In our view, it is very difficult to obtain useful views about economic direction using the standard "flow of anecdotes" approach that is the bread-and-butter of many analysts. The economic data reported daily are a mix of leading, coincident and lagging indicators, often noisy and subject to revision, and without any overall economic structure. Adjusting one's entire economic views following each report, as if each somehow adds significant information, is a recipe for confusion. Treating economic data as a flow of anecdotes, without putting any structure around them, is why the economic consensus has failed to ever anticipate an oncoming recession.
We use a variety of methods to gauge recession risk. The most straightforward is to form fairly low-order indicator sets like our Recession Warning Composite (see November 12, 2007, Expecting A Recession ), that have a long historical record of accurately distinguishing recessions. These indicator sets are comprised of what might be called "weak learners" - conditions that do not in themselves have infallible records of identifying recessions, but that provide very strong signals when observed in combination with other recession flags. They include fairly straightforward conditions such as whether or not the S&P 500 is below its level of 6 months earlier, whether credit spreads are wider than they were 6 months earlier, whether the Purchasing Manager's Index is in the low 50's or below, and so forth.
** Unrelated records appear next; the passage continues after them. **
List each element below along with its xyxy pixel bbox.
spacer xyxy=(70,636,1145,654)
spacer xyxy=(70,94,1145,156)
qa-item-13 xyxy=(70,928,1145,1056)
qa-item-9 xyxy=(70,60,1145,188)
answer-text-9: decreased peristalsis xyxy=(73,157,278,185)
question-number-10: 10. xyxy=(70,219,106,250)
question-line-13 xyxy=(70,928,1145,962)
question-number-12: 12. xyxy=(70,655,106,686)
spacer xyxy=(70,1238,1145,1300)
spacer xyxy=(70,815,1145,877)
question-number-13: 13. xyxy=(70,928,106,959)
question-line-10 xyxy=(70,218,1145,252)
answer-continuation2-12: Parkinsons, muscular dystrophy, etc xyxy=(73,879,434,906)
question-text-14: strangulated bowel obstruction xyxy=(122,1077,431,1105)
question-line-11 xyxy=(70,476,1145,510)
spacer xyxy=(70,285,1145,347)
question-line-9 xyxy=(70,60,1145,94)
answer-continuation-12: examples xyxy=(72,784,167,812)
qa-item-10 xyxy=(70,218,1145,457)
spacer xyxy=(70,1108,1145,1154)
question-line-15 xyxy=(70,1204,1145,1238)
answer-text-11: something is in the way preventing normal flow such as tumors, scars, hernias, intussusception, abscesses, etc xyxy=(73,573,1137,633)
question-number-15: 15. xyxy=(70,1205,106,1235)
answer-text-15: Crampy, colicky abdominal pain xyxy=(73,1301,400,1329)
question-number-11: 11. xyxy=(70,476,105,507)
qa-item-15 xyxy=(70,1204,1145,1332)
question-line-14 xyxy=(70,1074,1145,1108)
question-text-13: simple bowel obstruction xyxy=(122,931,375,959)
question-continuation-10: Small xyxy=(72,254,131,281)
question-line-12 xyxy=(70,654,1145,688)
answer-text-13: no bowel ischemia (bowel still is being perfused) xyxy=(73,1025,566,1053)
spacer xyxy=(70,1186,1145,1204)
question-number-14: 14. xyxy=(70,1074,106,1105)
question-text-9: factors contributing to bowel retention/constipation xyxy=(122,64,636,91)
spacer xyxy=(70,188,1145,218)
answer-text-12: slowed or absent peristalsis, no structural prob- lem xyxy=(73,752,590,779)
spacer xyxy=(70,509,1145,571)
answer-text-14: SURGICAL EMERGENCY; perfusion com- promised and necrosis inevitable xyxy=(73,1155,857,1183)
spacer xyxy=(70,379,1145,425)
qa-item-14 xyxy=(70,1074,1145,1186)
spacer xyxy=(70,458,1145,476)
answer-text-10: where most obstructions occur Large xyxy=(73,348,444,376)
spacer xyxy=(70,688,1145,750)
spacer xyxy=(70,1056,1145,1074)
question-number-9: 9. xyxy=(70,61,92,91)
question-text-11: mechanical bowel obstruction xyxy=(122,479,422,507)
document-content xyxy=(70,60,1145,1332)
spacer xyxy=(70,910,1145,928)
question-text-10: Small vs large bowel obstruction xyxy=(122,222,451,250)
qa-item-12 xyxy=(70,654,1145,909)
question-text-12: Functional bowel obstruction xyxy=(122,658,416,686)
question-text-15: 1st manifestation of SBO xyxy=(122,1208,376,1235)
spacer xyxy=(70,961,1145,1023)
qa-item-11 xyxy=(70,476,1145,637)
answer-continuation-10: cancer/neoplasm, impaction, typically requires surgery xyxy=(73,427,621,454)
As of last week, a simple average of 20 of these binary recession indicators continued to show a preponderance of signals still in place - a condition that has never been observed except alongside a U.S. recession.
Moreover, we can select random subsets of these indicators across random periods of time, in order to make the model less sensitive to exactly how it is put together. That method typically produces more variation in the overall conclusion about the economy, so the confidence in that conclusion is particularly strong when multiple models agree. At present, we observe agreement across a broad ensemble of models, even restricting data to indicators available since 1950 (broader data since 1970 imply virtual certainty of recession). The uniformity of recessionary evidence we observe today has never been seen except during or just prior to other historical recessions.
In short, recent U.S. economic reports have improved modestly from the clearly negative momentum that we saw in late-summer. Unfortunately, the underlying recessionary pressures we observe are largely unchanged. When we take the present set of economic evidence in its entirety, we see very little evidence of a meaningful reduction in recession risks. Indeed, the evidence from the rest of the world, both developed and developing, reinforces the expectation that the global economy is approaching a fresh contraction.